Muchas veces se contradecía, pero sus palabras siempre resultaban certeras. Le gustaba hablar, y hablaba bien, aderezando las frases con palabras cariñosas y sentencias inventadas por él; al menos, eso le parecía a Pierre. Pero la atracción principal de sus relatos consistía en que los acontecimientos más sencillos, que Pierre veía sin prestarles atención, adquirían en sus labios un carácter solemne. Le gustaba oír los cuentos (siempre los mismos) que en las veladas contaba un soldado, pero sobre todo le gustaban las historias de la vida real. Sonreía feliz al escucharlas; intercalaba de vez en cuando algunas palabras y hacía preguntas para deducir la moraleja de todo cuanto se decía. Karatáiev no sentía el cariño, la amistad, el amor como los entendía Pierre, pero quería y vivía amistosamente con todo cuanto veía y, en particular, con los seres humanos, fueran como fueran, a quienes la vida había puesto en su camino. Quería a su perro, a sus compañeros, a los franceses y a Pierre, que era su vecino; pero Pierre sentía que, a pesar de la cariñosa ternura que Karatáiev le demostraba (con la cual tributaba, sin saberlo, el respeto debido a la vida espiritual de Pierre), al separarse de él no se entristecería en absoluto. Y Pierre comenzó a experimentar el mismo sentimiento hacia Karatáiev.

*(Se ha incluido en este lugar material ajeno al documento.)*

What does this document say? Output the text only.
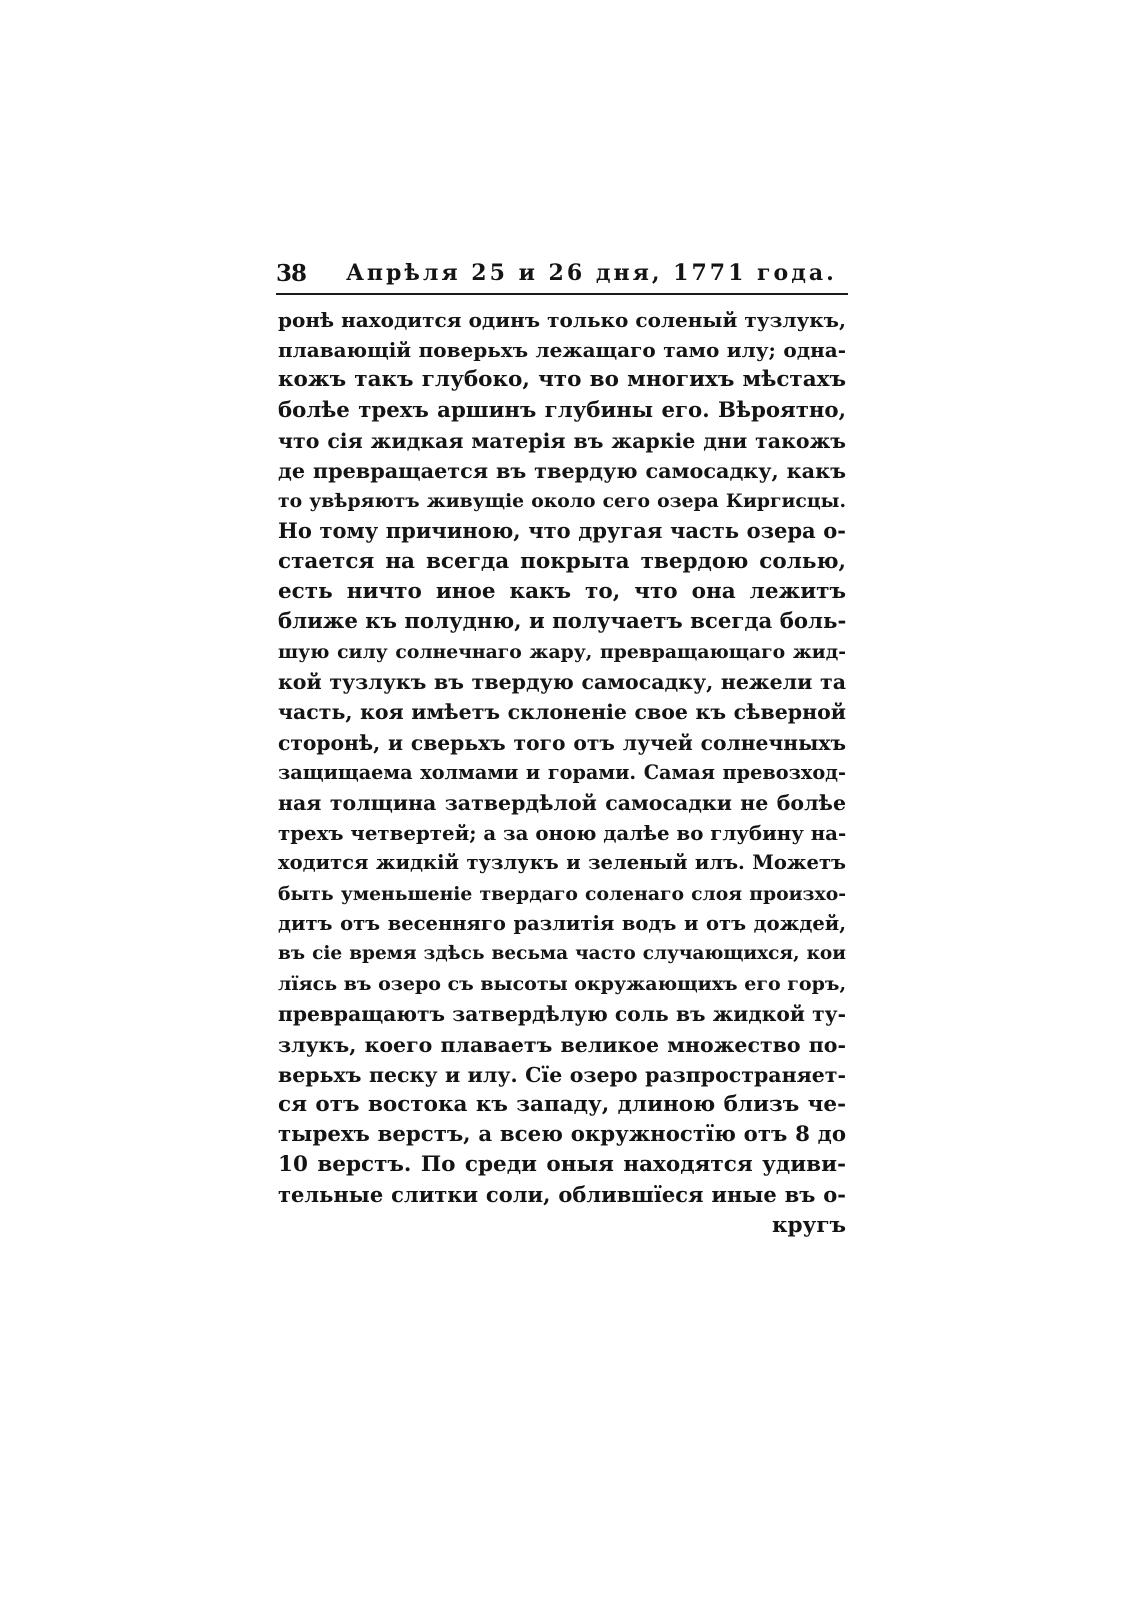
38 Апрѣля 25 и 26 дня, 1771 года.
ронѣ находится одинъ только соленый тузлукъ,
плавающій поверьхъ лежащаго тамо илу; одна-
кожъ такъ глубоко, что во многихъ мѣстахъ
болѣе трехъ аршинъ глубины его. Вѣроятно,
что сія жидкая матерія въ жаркіе дни такожъ
де превращается въ твердую самосадку, какъ
то увѣряютъ живущіе около сего озера Киргисцы.
Но тому причиною, что другая часть озера о-
стается на всегда покрыта твердою солью,
есть ничто иное какъ то, что она лежитъ
ближе къ полудню, и получаетъ всегда боль-
шую силу солнечнаго жару, превращающаго жид-
кой тузлукъ въ твердую самосадку, нежели та
часть, коя имѣетъ склоненіе свое къ сѣверной
сторонѣ, и сверьхъ того отъ лучей солнечныхъ
защищаема холмами и горами. Самая превозход-
ная толщина затвердѣлой самосадки не болѣе
трехъ четвертей; а за оною далѣе во глубину на-
ходится жидкій тузлукъ и зеленый илъ. Можетъ
быть уменьшеніе твердаго соленаго слоя произхо-
дитъ отъ весенняго разлитія водъ и отъ дождей,
въ сіе время здѣсь весьма часто случающихся, кои
лїясь въ озеро съ высоты окружающихъ его горъ,
превращаютъ затвердѣлую соль въ жидкой ту-
злукъ, коего плаваетъ великое множество по-
верьхъ песку и илу. Сїе озеро разпространяет-
ся отъ востока къ западу, длиною близъ че-
тырехъ верстъ, а всею окружностїю отъ 8 до
10 верстъ. По среди оныя находятся удиви-
тельные слитки соли, облившїеся иные въ о-
кругъ
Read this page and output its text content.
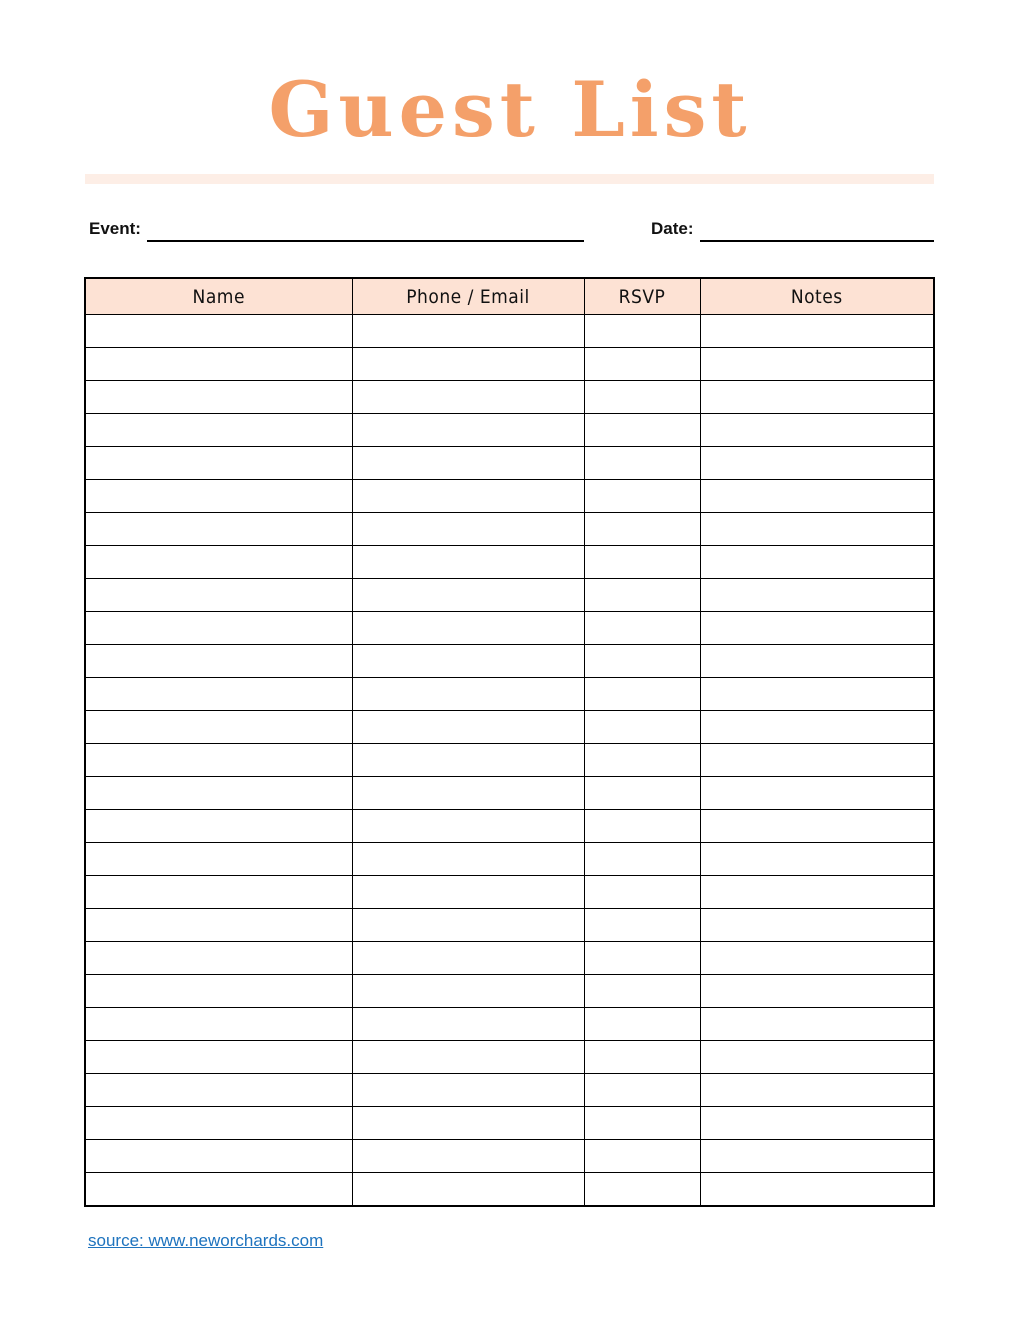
Guest List
Event:	Date:
Name	Phone / Email	RSVP	Notes

source: www.neworchards.com
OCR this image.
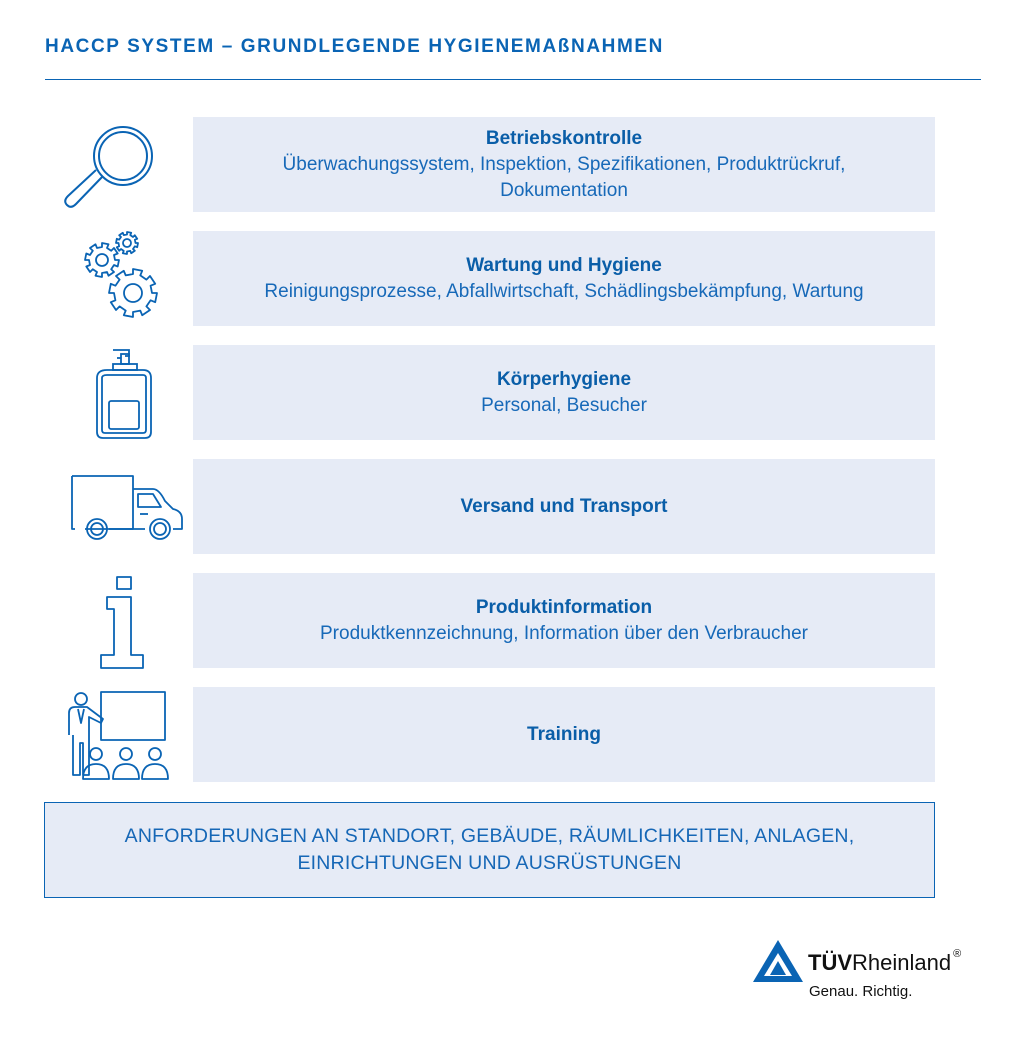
HACCP SYSTEM – GRUNDLEGENDE HYGIENEMAßNAHMEN
Betriebskontrolle
Überwachungssystem, Inspektion, Spezifikationen, Produktrückruf, Dokumentation
Wartung und Hygiene
Reinigungsprozesse, Abfallwirtschaft, Schädlingsbekämpfung, Wartung
Körperhygiene
Personal, Besucher
Versand und Transport
Produktinformation
Produktkennzeichnung, Information über den Verbraucher
Training
ANFORDERUNGEN AN STANDORT, GEBÄUDE, RÄUMLICHKEITEN, ANLAGEN, EINRICHTUNGEN UND AUSRÜSTUNGEN
TÜVRheinland ®
Genau. Richtig.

Para los demás prisioneros, Platón Karatáiev era un simple soldado; lo llamaban Halconcito o Platoshka, se burlaban bonachonamente de él, lo mandaban con diversos recados, pero Pierre lo recordaba siempre incomprensible, tal como lo había visto la primera noche: inconcebible, redondo, la eterna personificación de la sencillez y la verdad.

Platón Karatáiev no sabía de memoria nada, salvo su oración. Cuando empezaba un relato, parecía no saber cómo terminaría.

Cuando Pierre, sorprendido a veces por el significado de sus palabras, le pedía que las repitiera, Platón no podía recordar lo que había dicho un minuto antes, tal como no podía explicarle con palabras su canción favorita.

Decía en ella “querida”, “abedul” y “qué angustia la mía”, pero la letra, de por sí, carecía de sentido. Él no entendía ni podía entender el significado de las palabras separadas del relato. Cada palabra, cada acto suyo, era la manifestación de una actividad desconocida para él, que era su vida. Pero esa vida suya, tal como la imaginaba, no tenía sentido alguno como vida individual, sólo significaba algo como parte de un todo que él percibía constantemente. Sus palabras y actos se desprendían de él con la misma regularidad, precisión y espontaneidad del perfume que emana de la flor. No podía comprender ni el sentido ni el valor de sus actos o palabras tomadas por separado.